Closer inspection reveals it’s all cardboard. It’s like standing inside the same kind of box your clothes might come in. Intricate cardboard frames house huge vivid color fashion photographs of the collective’s latest collection shot in Ho Chi Minh City. One image shows a young man standing against a surreal acid-yellow swan-covered lake, wearing a sky-blue nylon jacket and baggy plaid shorts. In another, a woman in black high-heeled sandals shrugs off a shiny raspberry-colored suit jacket.
Nearby, mannequins styled by Juje Hsiung display garments by Asian designers. It’s a nice display, but not unlike anything you’d see in a high-end department store.
There’s more to consider downstairs, where artist Chang Yuchen, working under the moniker Use Value, presents fragile, colorful garments hanging from heavy wooden two-by-fours. These are less something you could wear than an idea of what a garment is, like a two-dimensional drawing made in fabric, sometimes with frayed edges and loose pieces of thread. Each is priced according to the value of the artist’s labor, the arithmetic worked out in pencil on small slips of paper displayed nearby. It raises interesting questions about how costs are determined and what we’re willing to shell out for something and why.

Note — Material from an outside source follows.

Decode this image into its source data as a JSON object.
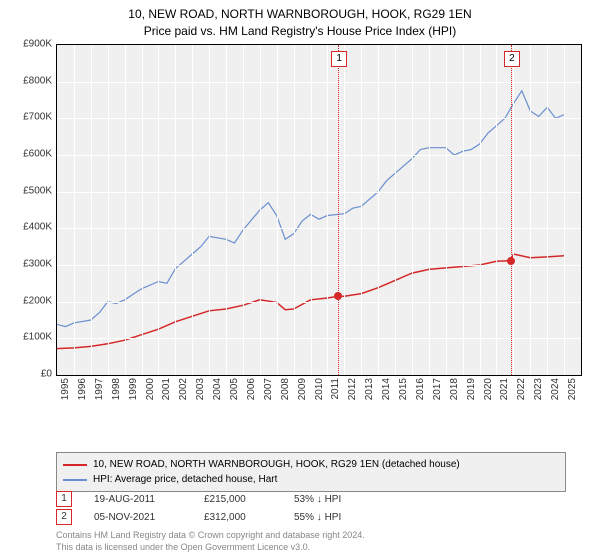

Dotted around this display are clusters of sugar cane sculptures by artist Serena Chang. Their leafiness well mimics the real thing, yet their metal armatures are covered in what looks like stretched pantyhose—hosiery manufactured by a company her father founded after emigrating from Taiwan to the United States. The longer you look at these, the more you appreciate their craftsmanship and artistry, including their intricate metal bases.
The emotional center of the show is Huang Po-Chih’s “Production Line—Made in China & Made in Taiwan.” A row of nearly identical denim shirts, in subtly different shades of blue, hangs beside large black-and-white matte photographs that put faces to the garment industry’s often anonymous labor. Huang enlisted his mother and her former colleagues to make these shirts. These women lost their jobs when the garment industry moved from Taiwan to Shenzhen. In one image, a woman smiles gently, the frizziness of her hair belying the hecticness of her working day. In another, a woman stands with her back to the camera, her hair pinned up and a tape measure around her neck. The scale and simplicity of the display—the photos are unframed and simply tacked to the wall—adds to their power.
The workers called themselves “Blue Elephants”—a wry nod to their swollen legs and denim-stained hands. Nearby text from Huang’s series “The Blue Skin” describes the vest his mother wore to work every day, which she altered over the years to fit her body perfectly: “After ten years, the vest seemed fused with her skin. She would take this blue vest with her to work, where she had to shapeshift, to turn into a different kind of creature.”
Clothes allow us to shapeshift as well. It’s not too often we’re urged to reflect on their makers or how they make it possible for us to put on things we choose to show the world who we are—or who we want to be. A show about invisible labor—in a place that makes its visitors feel invisible —is something to see.
“The Endless Garment: Atlantic Basin” runs through April 12, 2026, at Pioneer Works (159 Pioneer St., Brooklyn); 718-596-3001; pioneerworks.org. “The Endless Garment” poetry book can be ordered through its website (store.pioneerworks.org). When it will arrive is one of Pioneer Works’ many mysteries.mysteries.